In 2005, following the loss of the NFL license, the Blitz series was relaunched as Blitz: The League, featuring fictional players and teams in a fictional league with slightly more realistic (though still exaggerated) on-field play and a focus on the seedy behind-the-scenes lives of the players.

The series rebooted January 4, 2012 on PlayStation Network and Xbox Live. The game took the series back to the original style of NFL BLITZ, but removed the late hits due to input by the NFL.

The game was created by Midway Games and headed by lead artist, Sal DiVita and lead programmer, Mark Turmell.
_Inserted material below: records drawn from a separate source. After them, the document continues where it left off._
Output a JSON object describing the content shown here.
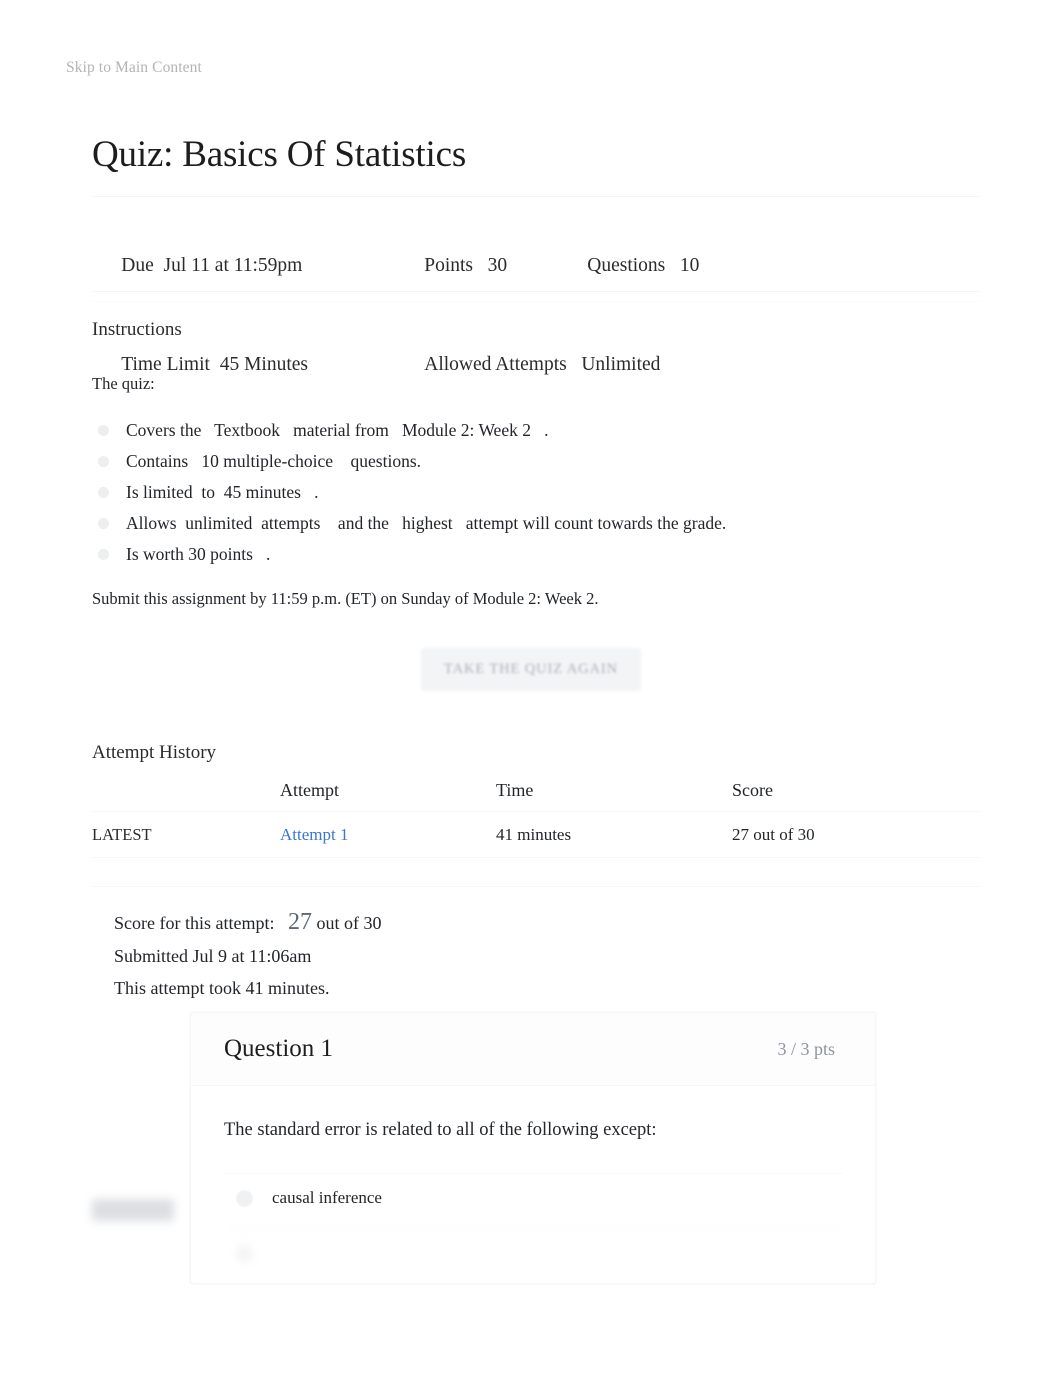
{
  "skip_link": "Skip to Main Content",
  "page_title": "Quiz: Basics Of Statistics",
  "meta": {
    "due_label": "Due",
    "due_value": "Jul 11 at 11:59pm",
    "points_label": "Points",
    "points_value": "30",
    "questions_label": "Questions",
    "questions_value": "10",
    "time_limit_label": "Time Limit",
    "time_limit_value": "45 Minutes",
    "allowed_attempts_label": "Allowed Attempts",
    "allowed_attempts_value": "Unlimited"
  },
  "instructions": {
    "heading": "Instructions",
    "lead": "The quiz:",
    "bullets": [
      "Covers the   Textbook   material from   Module 2: Week 2   .",
      "Contains   10 multiple-choice    questions.",
      "Is limited  to  45 minutes   .",
      "Allows  unlimited  attempts    and the   highest   attempt will count towards the grade.",
      "Is worth 30 points   ."
    ],
    "submit_note": "Submit this assignment by 11:59 p.m. (ET) on Sunday of Module 2: Week 2."
  },
  "retake_button": "TAKE THE QUIZ AGAIN",
  "attempt_history": {
    "heading": "Attempt History",
    "columns": [
      "",
      "Attempt",
      "Time",
      "Score"
    ],
    "rows": [
      {
        "kept": "LATEST",
        "attempt": "Attempt 1",
        "time": "41 minutes",
        "score": "27 out of 30"
      }
    ]
  },
  "score_summary": {
    "score_label": "Score for this attempt:",
    "score_value": "27",
    "score_suffix": "out of 30",
    "submitted": "Submitted Jul 9 at 11:06am",
    "duration": "This attempt took 41 minutes."
  },
  "question": {
    "title": "Question 1",
    "points": "3 / 3 pts",
    "text": "The standard error is related to all of the following except:",
    "answers": [
      {
        "label": "causal inference",
        "blurred": false
      },
      {
        "label": "",
        "blurred": true
      }
    ]
  },
  "colors": {
    "link_blue": "#3a77cc",
    "text": "#22252a",
    "muted": "#8e959c",
    "divider": "#f4f6f7"
  }
}
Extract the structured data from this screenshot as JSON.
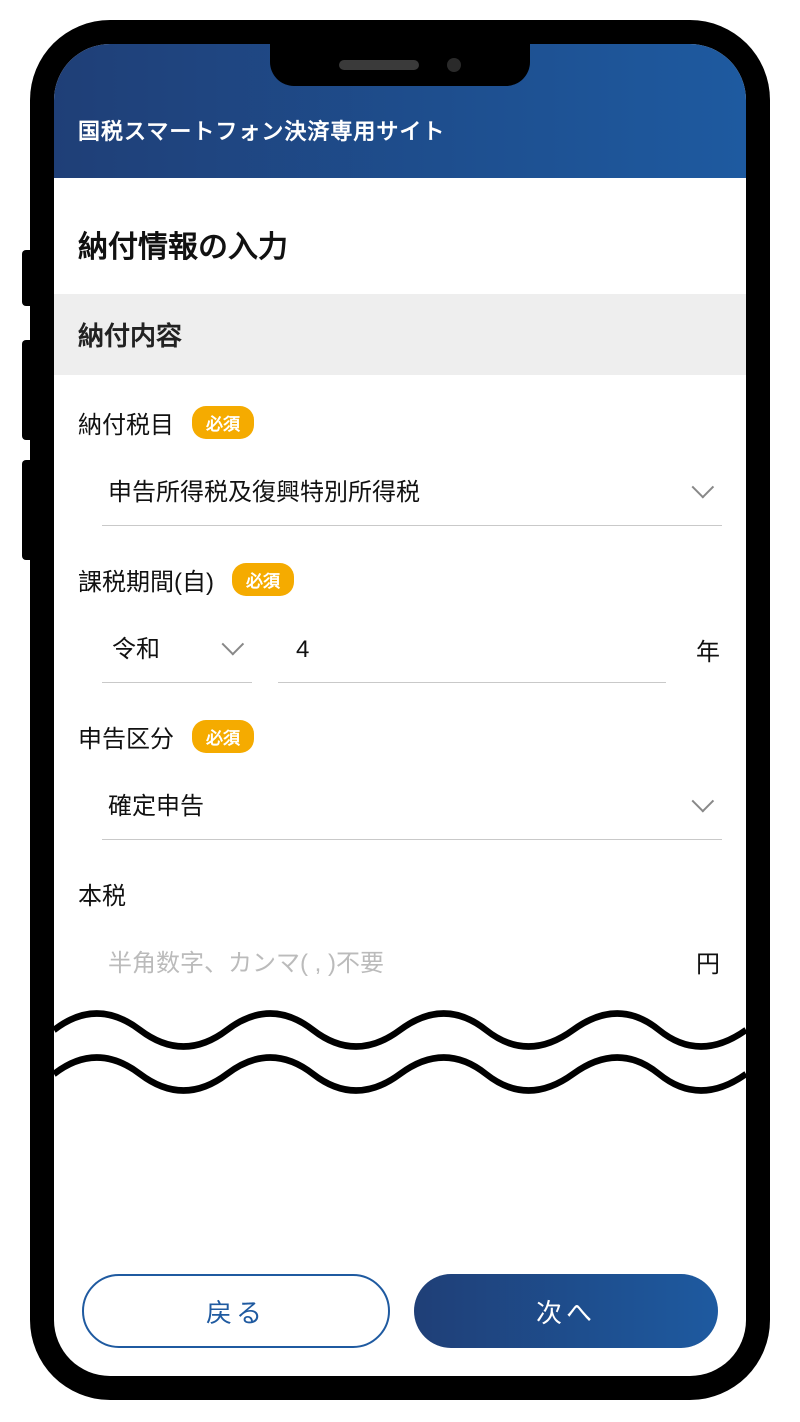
{
  "header": {
    "title": "国税スマートフォン決済専用サイト"
  },
  "page": {
    "title": "納付情報の入力"
  },
  "section": {
    "title": "納付内容"
  },
  "required_label": "必須",
  "fields": {
    "tax_item": {
      "label": "納付税目",
      "selected": "申告所得税及復興特別所得税"
    },
    "tax_period": {
      "label": "課税期間(自)",
      "era_selected": "令和",
      "year_value": "4",
      "unit": "年"
    },
    "filing_type": {
      "label": "申告区分",
      "selected": "確定申告"
    },
    "main_tax": {
      "label": "本税",
      "placeholder": "半角数字、カンマ( , )不要",
      "unit": "円"
    }
  },
  "buttons": {
    "back": "戻る",
    "next": "次へ"
  }
}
The NFL paid little attention to the game's development until just before the launch. Upon watching a preview scrimmage by Turmell and DiVita, league representatives said they could not have the NFL associated with the game as it was then programmed. They said there was too much violence in the game and offered to refund Midway's license fee. Midway was eager to keep the NFL's endorsement of the game, so they compromised on some of the graphic violence and "late hits" in the game.

In the original Blitz games (beginning in 1997), all NFL teams appeared (however, the Houston Texans and Cleveland Browns did not have a team), but there were several differences in the rules to make Blitz different from standard football games. After the commercial failure of Blitz Pro, Midway did not release a Blitz in 2004 for the first time since the series began. Blitz Pro was thought to be the last NFL Blitz game; then, Blitz: The League came out. When NFL Blitz was released on the Nintendo 64 in 1998, it was referred to as "the best football game ever made" by GameSpot.com.